Tratamento para todos
Em meio aos esforços para conter a pandemia do novo coronavírus, especialistas cobram medidas do governo para articular as redes pública e privada de saúde, e criticam a omissão de operadoras e da ANS
Não são poucas as contradições que marcam o sistema de saúde brasileiro. Uma delas, talvez a principal, diz respeito a seu financiamento. No único país com mais de 100 milhões de habitantes cujo sistema prevê acesso integral e gratuito para toda a população — o Sistema Único de Saúde (SUS) —, é o gasto privado que predomina no valor total despendido com o setor anualmente. E isso não é de hoje. Desde que o SUS foi criado, em 1988, pesquisadores e militantes da saúde coletiva têm denunciado essa disparidade, que causa diferenças no acesso dos brasileiros aos serviços de saúde.

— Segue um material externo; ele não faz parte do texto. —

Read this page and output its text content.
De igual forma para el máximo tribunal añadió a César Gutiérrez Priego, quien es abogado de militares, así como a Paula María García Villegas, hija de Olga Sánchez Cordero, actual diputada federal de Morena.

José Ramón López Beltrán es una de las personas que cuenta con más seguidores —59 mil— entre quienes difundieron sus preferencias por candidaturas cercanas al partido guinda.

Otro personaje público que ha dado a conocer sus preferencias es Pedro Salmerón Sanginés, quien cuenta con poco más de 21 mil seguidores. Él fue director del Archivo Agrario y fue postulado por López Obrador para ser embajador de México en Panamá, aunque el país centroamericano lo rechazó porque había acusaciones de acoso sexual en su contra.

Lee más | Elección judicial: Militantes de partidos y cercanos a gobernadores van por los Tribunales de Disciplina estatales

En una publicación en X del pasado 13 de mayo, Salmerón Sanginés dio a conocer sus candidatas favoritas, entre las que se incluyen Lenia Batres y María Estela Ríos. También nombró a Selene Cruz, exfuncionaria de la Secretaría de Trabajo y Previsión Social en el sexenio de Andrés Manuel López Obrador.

E no momento em que o Brasil enfrenta a maior crise sanitária de sua história recente, com a pandemia do novo coronavírus, o desequilíbrio tornou-se ainda mais explícito. "A pandemia vem expondo os vários níveis de desigualdade que acompanham o sistema de saúde brasileiro há muito tempo, não só entre os setores público e privado, mas também entre as diferentes regiões do país", aponta Mario Scheffer, professor do Departamento de Medicina Preventiva da Faculdade de Medicina da Universidade de São Paulo (FMUSP) e conselheiro do Idec. O subfinanciamento do SUS, segundo ele, aliado à destinação constante de recursos públicos ao setor privado – por meio, por exemplo, de políticas de renúncia fiscal destinadas aos usuários de planos de saúde – construiu um padrão de financiamento que concentrou recursos assistenciais nas estruturas privadas e nas regiões onde vivem os extratos mais ricos da população, que via de regra são os que possuem planos de saúde. "Em uma emergência sanitária como a atual, a estrutura disponível no setor público não é suficiente, e ele vem dando sinais de colapso", alerta o professor.
LEITOS DE UTI PARA TODOS
A internação em UTI é, hoje, uma grande preocupação. Dados sobre a quantidade de leitos disponíveis no país apontam para uma enorme diferença entre o SUS e o setor privado. Segundo o Cadastro Nacional de Estabelecimentos de Saúde (CNES) existem atualmente 32.757 leitos de UTI no país, somando as redes pública e privada. Desses, apenas 14.873 estão no SUS, enquanto 17.884 pertencem à rede particular, que conta com 38 leitos de UTI para cada 100 mil habitantes. No SUS, esse número cai para nove, ou seja, quatro vezes menos.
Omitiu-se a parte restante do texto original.